Pensar em um museu que constitua a história de um povo, por sua língua soa como algo ousado e pretensioso. A língua é senão a primeira, uma das unidades de identidade da prova da existência de uma civilização, assim como a arquitetura e arte que juntas contam a história e feitos da trajetória Humana.

A Língua portuguesa é representativamente a quinta língua mais falada do mundo, feito dos Portugueses, que na época das navegações popularizou a língua como uma incrível a prova dos seus tempos de glória.

Quando esta veio ao Brasil para seu misturar aos demais dialetos falados pelas tribos indígenas e, mais tarde, com a imigração dos italianos, árabes, holandeses e demais povos do mundo, a língua mostrou que se reformulara com um entusiasmo e força de expressões, gírias e normas incríveis, tornando-se assim a língua brasileira de todos.

O Brasil atualmente é a maior nação falante de língua portuguesa em todo o mundo, embora ela seja falada em todos os continentes do planeta. Ultrapassamos nossos descobridores portugueses na comunicação da língua de Camões, Fernando Pessoa e Machado de Assis.

O ultimo considerado o maior escritor da Língua brasileira.
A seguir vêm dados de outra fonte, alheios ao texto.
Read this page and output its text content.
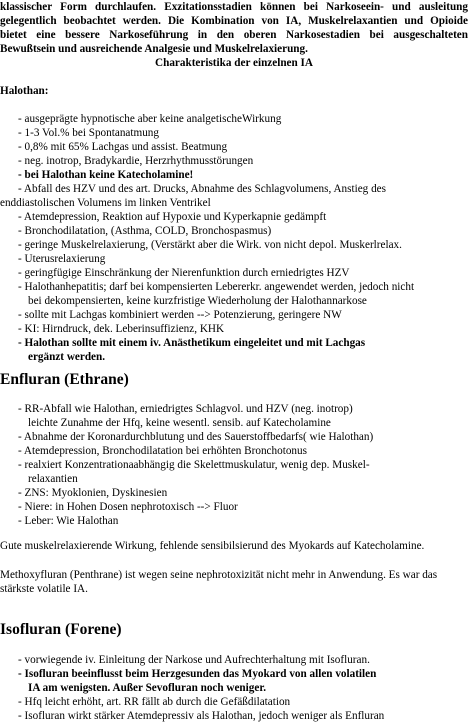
klassischer Form durchlaufen. Exzitationsstadien können bei Narkoseein- und ausleitung
gelegentlich beobachtet werden. Die Kombination von IA, Muskelrelaxantien und Opioide
bietet eine bessere Narkoseführung in den oberen Narkosestadien bei ausgeschalteten
Bewußtsein und ausreichende Analgesie und Muskelrelaxierung.
Charakteristika der einzelnen IA
Halothan:
- ausgeprägte hypnotische aber keine analgetischeWirkung
- 1-3 Vol.% bei Spontanatmung
- 0,8% mit 65% Lachgas und assist. Beatmung
- neg. inotrop, Bradykardie, Herzrhythmusstörungen
- bei Halothan keine Katecholamine!
- Abfall des HZV und des art. Drucks, Abnahme des Schlagvolumens, Anstieg des
enddiastolischen Volumens im linken Ventrikel
- Atemdepression, Reaktion auf Hypoxie und Kyperkapnie gedämpft
- Bronchodilatation, (Asthma, COLD, Bronchospasmus)
- geringe Muskelrelaxierung, (Verstärkt aber die Wirk. von nicht depol. Muskerlrelax.
- Uterusrelaxierung
- geringfügige Einschränkung der Nierenfunktion durch erniedrigtes HZV
- Halothanhepatitis; darf bei kompensierten Lebererkr. angewendet werden, jedoch nicht
bei dekompensierten, keine kurzfristige Wiederholung der Halothannarkose
- sollte mit Lachgas kombiniert werden --> Potenzierung, geringere NW
- KI: Hirndruck, dek. Leberinsuffizienz, KHK
- Halothan sollte mit einem iv. Anästhetikum eingeleitet und mit Lachgas
ergänzt werden.
Enfluran (Ethrane)
- RR-Abfall wie Halothan, erniedrigtes Schlagvol. und HZV (neg. inotrop)
leichte Zunahme der Hfq, keine wesentl. sensib. auf Katecholamine
- Abnahme der Koronardurchblutung und des Sauerstoffbedarfs( wie Halothan)
- Atemdepression, Bronchodilatation bei erhöhten Bronchotonus
- realxiert Konzentrationaabhängig die Skelettmuskulatur, wenig dep. Muskel-
relaxantien
- ZNS: Myoklonien, Dyskinesien
- Niere: in Hohen Dosen nephrotoxisch --> Fluor
- Leber: Wie Halothan
Gute muskelrelaxierende Wirkung, fehlende sensibilsierund des Myokards auf Katecholamine.
Methoxyfluran (Penthrane) ist wegen seine nephrotoxizität nicht mehr in Anwendung. Es war das
stärkste volatile IA.
Isofluran (Forene)
- vorwiegende iv. Einleitung der Narkose und Aufrechterhaltung mit Isofluran.
- Isofluran beeinflusst beim Herzgesunden das Myokard von allen volatilen
IA am wenigsten. Außer Sevofluran noch weniger.
- Hfq leicht erhöht, art. RR fällt ab durch die Gefäßdilatation
- Isofluran wirkt stärker Atemdepressiv als Halothan, jedoch weniger als Enfluran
Cabendo também o titulo de gênio da escrita. Que no centenário de sua morte é tema de uma exposição no Museu da Língua Portuguesa intitulado “Mas este capítulo não é serio”.
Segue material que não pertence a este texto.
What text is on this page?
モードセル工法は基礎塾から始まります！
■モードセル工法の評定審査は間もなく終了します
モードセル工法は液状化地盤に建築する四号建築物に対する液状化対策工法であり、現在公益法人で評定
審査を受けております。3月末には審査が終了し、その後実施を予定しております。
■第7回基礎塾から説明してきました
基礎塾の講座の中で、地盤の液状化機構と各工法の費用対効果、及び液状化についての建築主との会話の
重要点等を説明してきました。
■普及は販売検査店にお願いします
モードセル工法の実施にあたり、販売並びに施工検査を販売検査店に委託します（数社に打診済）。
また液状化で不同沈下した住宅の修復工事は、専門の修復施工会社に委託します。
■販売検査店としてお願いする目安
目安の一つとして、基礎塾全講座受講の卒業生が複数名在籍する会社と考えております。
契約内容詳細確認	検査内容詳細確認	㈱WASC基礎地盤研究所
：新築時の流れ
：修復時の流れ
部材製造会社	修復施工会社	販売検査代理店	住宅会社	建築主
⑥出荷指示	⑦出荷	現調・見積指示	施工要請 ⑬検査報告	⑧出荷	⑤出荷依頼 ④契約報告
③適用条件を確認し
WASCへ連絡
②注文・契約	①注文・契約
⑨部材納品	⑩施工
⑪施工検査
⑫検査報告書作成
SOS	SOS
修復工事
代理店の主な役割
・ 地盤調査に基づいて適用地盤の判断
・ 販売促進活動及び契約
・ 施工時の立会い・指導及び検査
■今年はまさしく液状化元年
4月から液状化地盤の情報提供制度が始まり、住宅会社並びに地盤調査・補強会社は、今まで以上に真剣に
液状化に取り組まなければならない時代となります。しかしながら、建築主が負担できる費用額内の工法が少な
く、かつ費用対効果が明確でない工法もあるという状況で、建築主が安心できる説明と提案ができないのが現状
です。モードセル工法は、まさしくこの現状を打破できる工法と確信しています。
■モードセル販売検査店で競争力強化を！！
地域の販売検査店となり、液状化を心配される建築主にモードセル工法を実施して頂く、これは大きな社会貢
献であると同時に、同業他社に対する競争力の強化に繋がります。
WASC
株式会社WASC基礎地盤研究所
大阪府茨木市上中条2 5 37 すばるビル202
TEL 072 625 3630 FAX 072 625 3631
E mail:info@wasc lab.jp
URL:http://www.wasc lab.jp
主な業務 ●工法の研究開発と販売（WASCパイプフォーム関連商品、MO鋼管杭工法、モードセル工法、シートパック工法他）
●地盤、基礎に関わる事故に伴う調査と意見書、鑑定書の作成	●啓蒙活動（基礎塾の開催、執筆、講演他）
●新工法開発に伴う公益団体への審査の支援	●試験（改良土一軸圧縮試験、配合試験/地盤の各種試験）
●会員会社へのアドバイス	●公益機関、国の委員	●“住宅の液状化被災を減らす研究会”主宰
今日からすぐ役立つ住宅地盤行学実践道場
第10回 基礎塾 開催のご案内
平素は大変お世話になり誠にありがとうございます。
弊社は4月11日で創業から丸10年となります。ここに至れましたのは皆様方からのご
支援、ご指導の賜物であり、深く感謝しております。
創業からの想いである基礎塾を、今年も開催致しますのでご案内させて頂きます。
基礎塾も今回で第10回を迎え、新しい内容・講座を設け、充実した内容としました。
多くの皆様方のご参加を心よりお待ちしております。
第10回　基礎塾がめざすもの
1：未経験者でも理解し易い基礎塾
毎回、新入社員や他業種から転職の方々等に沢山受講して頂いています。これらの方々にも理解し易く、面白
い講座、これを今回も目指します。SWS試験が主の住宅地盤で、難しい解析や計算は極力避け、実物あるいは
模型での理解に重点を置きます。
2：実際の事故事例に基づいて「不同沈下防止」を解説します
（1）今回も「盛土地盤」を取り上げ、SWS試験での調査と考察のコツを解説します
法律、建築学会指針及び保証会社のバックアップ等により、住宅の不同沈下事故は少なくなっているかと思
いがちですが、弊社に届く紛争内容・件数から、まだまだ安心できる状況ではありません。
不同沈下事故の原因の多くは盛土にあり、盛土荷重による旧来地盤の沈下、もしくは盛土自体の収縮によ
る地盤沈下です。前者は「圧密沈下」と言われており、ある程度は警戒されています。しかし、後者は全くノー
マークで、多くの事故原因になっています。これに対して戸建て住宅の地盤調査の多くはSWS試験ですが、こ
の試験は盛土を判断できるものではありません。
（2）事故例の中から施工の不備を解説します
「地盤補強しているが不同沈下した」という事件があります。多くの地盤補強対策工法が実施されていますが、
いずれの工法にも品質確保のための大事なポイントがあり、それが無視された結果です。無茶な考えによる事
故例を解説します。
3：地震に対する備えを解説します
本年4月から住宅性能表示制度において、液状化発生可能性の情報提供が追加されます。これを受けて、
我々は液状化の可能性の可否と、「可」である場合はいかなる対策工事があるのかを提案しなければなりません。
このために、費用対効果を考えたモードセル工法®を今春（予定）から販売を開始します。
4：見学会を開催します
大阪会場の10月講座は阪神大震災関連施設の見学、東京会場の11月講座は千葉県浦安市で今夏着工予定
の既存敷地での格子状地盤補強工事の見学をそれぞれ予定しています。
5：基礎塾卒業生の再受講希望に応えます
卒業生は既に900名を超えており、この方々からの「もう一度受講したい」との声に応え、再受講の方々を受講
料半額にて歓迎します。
O espaço foi concebido para honrar as glorias de nossa escrita. Onde vale a pena conferir como e por que um filho de pintor de paredes descendente de escravos e uma lavadeira portuguesa conseguiu vencer todas as barreiras do impedimento possível e se tornar um dos maiores escritores do mundo. Além de conferir a origem da língua numa árvore genealógica da existência e diversificação das várias línguas mundiais chegando ao nosso Português atual narradas com textos, vídeos e áudios com poesias desde Manuel Bandeira à Rappin Hood e musicas de Lamartine Babo à Chico Buarque.

***Museu da Língua Portuguesa – estação da Luz. De terça a domingo das 10:00 às 18:00 hs; Entrada R$ 4,00 meias R$ 2,00.